If we looked at the context of all the passages above in the previous paragraph, we would find that Paul and Peter both grasp this truth. The Romans passage is clear: “If by the Spirit” is God’s work, “you are putting to death” is your work. They work hand in hand.
This is the difference between the gospel and moralism. Moralism says: fight sin so that God will accept you. The gospel says: God has accepted you in Christ; now fight sin from that position. You are not battling to become a new creation. You already are one (2 Corinthians 5:17). You are not striving to qualify for fellowship with God. You are already in an unbreakable union with Him. The fight is real, and it is hard, and it requires the whole armor of God — but it is the fight of a branch that already belongs to the vine, not a worker hoping to earn a place in the vineyard.
Our Life, Not My Job
So today is not a performance review. It is not another shift in a long career of trying to meet God’s expectations. Today is life with Christ…the same Christ who lives in you, who has perfected you for all time by one offering (Hebrews 10:14), who will never leave you nor forsake you.
The dishes in the sink, the difficult conversation at work, the patience you need with your child, the temptation that keeps coming back, these are not assignments handed down from a distant boss. They are the ordinary places where Christ lives His life through you, and where you get to be part of what He is already doing.
Even the practices we most easily turn into “tasks” change shape under this reality. We read the Bible, not for the sake of reading, but for the sake of knowing and beholding. We pray, not for the sake of praying, but for the sake of communication. Not because we have to, but because out of our relationship with Christ we want to hear from Him and talk to Him. The discipline doesn’t disappear — but the why underneath it is no longer obligation. It’s relationship.

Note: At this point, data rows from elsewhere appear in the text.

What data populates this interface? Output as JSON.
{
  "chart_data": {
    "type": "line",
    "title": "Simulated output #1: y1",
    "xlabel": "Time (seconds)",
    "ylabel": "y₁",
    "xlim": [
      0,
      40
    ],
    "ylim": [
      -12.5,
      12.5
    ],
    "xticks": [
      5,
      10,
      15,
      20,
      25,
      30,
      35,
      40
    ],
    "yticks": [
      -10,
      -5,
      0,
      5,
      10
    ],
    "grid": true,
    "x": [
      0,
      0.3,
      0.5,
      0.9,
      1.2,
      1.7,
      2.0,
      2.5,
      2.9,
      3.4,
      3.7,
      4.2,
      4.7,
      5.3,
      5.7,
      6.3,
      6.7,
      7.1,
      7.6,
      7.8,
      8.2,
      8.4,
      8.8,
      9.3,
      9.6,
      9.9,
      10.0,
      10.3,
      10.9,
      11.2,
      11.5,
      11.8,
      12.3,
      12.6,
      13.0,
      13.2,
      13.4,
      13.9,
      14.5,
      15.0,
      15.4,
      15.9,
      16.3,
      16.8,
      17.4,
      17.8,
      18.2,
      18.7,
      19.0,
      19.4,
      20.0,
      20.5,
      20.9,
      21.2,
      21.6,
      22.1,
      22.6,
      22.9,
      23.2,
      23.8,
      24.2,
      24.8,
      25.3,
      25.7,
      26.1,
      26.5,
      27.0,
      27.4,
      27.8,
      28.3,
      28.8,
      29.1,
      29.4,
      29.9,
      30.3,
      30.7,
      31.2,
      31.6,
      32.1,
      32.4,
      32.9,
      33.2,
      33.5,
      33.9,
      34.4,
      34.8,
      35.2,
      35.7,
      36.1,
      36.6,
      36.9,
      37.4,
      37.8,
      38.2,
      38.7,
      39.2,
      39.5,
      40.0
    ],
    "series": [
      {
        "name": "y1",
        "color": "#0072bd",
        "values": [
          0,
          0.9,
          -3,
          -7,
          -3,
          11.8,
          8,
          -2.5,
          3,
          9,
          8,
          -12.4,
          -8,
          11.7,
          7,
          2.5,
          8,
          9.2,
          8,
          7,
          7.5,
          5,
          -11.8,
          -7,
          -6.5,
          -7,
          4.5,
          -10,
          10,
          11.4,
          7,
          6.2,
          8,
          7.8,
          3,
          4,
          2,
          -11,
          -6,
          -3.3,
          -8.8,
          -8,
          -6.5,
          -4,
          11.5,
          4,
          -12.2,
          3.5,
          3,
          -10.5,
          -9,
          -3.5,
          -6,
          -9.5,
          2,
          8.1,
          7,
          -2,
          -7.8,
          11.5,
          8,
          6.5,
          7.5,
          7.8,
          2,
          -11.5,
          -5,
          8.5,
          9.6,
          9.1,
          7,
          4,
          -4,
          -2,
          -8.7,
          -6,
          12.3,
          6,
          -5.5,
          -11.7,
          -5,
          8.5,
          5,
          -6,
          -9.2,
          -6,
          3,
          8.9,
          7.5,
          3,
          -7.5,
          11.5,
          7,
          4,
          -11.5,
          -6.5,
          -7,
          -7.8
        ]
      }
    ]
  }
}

You are not alone in your obedience. You never were. The branch never bears fruit by itself. It bears fruit because the vine is alive, and the life of the vine is flowing through it.
That is your life now. Not a job. A union. Not your responsibility alone. His life expressed through yours.
Abide in Christ. Rest in Him. And from that rest, go and live.
For Reflection
- Where in my life have I been functioning as God’s employee rather than as someone in whom He dwells?
- What would change today if I really believed that Christ is living His life through me, not just watching me try to live for Him?
- In the sin I’m currently fighting, am I fighting for acceptance or from it?